Earth (from Old English: Eorðe; Greek: Γαῖα Gaia; Latin: Terra), otherwise known as the World (especially in geopolitics and geography), or the Globe, is the third planet from the Sun and the only object in the Universe known to harbor life. It is the densest planet in the Solar System and the largest of the four terrestrial planets.
According to radiometric dating and other sources of evidence, Earth formed about 4.54 billion years ago. Earth's gravity interacts with other objects in space, especially the Sun and the Moon, Earth's only natural satellite. During one orbit around the Sun, Earth rotates about its axis over 365 times; thus, an Earth year is about 365.26 days long. Earth's axis of rotation is tilted, producing seasonal variations on the planet's surface. The gravitational interaction between the Earth and Moon causes ocean tides, stabilizes the Earth's orientation on its axis, and gradually slows its rotation.
Earth's lithosphere is divided into several rigid tectonic plates that migrate across the surface over periods of many millions of years. About 71% of Earth's surface is covered with water, mostly by its oceans. The remaining 29% is land consisting of continents and islands that together have many lakes, rivers and other sources of water that contribute to the hydrosphere. The majority of Earth's polar regions are covered in ice, including the Antarctic ice sheet and the sea ice of the Arctic ice pack. Earth's interior remains active with a solid iron inner core, a liquid outer core that generates the Earth's magnetic field, and a convecting mantle that drives plate tectonics.

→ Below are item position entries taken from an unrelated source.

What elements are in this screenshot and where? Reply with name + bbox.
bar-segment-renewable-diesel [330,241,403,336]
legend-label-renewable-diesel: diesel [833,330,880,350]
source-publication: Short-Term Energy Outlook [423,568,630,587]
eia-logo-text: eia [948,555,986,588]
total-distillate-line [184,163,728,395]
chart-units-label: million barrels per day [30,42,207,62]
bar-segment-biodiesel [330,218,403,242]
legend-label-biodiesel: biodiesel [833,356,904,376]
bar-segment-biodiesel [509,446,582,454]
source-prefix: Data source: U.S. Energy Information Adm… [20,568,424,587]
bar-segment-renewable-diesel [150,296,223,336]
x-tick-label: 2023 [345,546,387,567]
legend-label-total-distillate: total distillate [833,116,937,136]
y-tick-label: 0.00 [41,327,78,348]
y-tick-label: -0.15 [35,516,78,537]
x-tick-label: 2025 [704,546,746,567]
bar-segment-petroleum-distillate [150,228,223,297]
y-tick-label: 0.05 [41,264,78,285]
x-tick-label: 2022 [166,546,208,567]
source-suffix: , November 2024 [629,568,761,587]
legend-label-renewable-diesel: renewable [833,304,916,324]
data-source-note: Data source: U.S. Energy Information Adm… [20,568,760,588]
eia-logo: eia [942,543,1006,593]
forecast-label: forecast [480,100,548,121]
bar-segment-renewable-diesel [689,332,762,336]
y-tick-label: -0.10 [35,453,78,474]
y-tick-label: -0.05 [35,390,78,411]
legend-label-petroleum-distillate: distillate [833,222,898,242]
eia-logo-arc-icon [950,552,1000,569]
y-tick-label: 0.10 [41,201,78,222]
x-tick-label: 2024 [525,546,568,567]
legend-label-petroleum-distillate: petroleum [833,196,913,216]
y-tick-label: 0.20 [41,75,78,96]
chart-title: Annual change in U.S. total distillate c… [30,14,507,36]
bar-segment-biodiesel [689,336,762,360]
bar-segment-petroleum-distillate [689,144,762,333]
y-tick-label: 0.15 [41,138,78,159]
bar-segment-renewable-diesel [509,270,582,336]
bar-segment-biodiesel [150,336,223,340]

Within the first billion years of Earth's history, life appeared in the oceans and began to affect the Earth's atmosphere and surface, leading to the proliferation of aerobic and anaerobic organisms. Some geological evidence indicates that life may have arisen as much as 4.1 billion years ago. Since then, the combination of Earth's distance from the Sun, physical properties, and geological history have allowed life to evolve and thrive. In the history of the Earth, biodiversity has gone through long periods of expansion, occasionally punctuated by mass extinction events. Over 99% of all species that ever lived on Earth are extinct. Estimates of the number of species on Earth today vary widely; most species have not been described. Over 7.4 billion humans live on Earth and depend on its biosphere and minerals for their survival. Humans have developed diverse societies and cultures; politically, the world has about 200 sovereign states.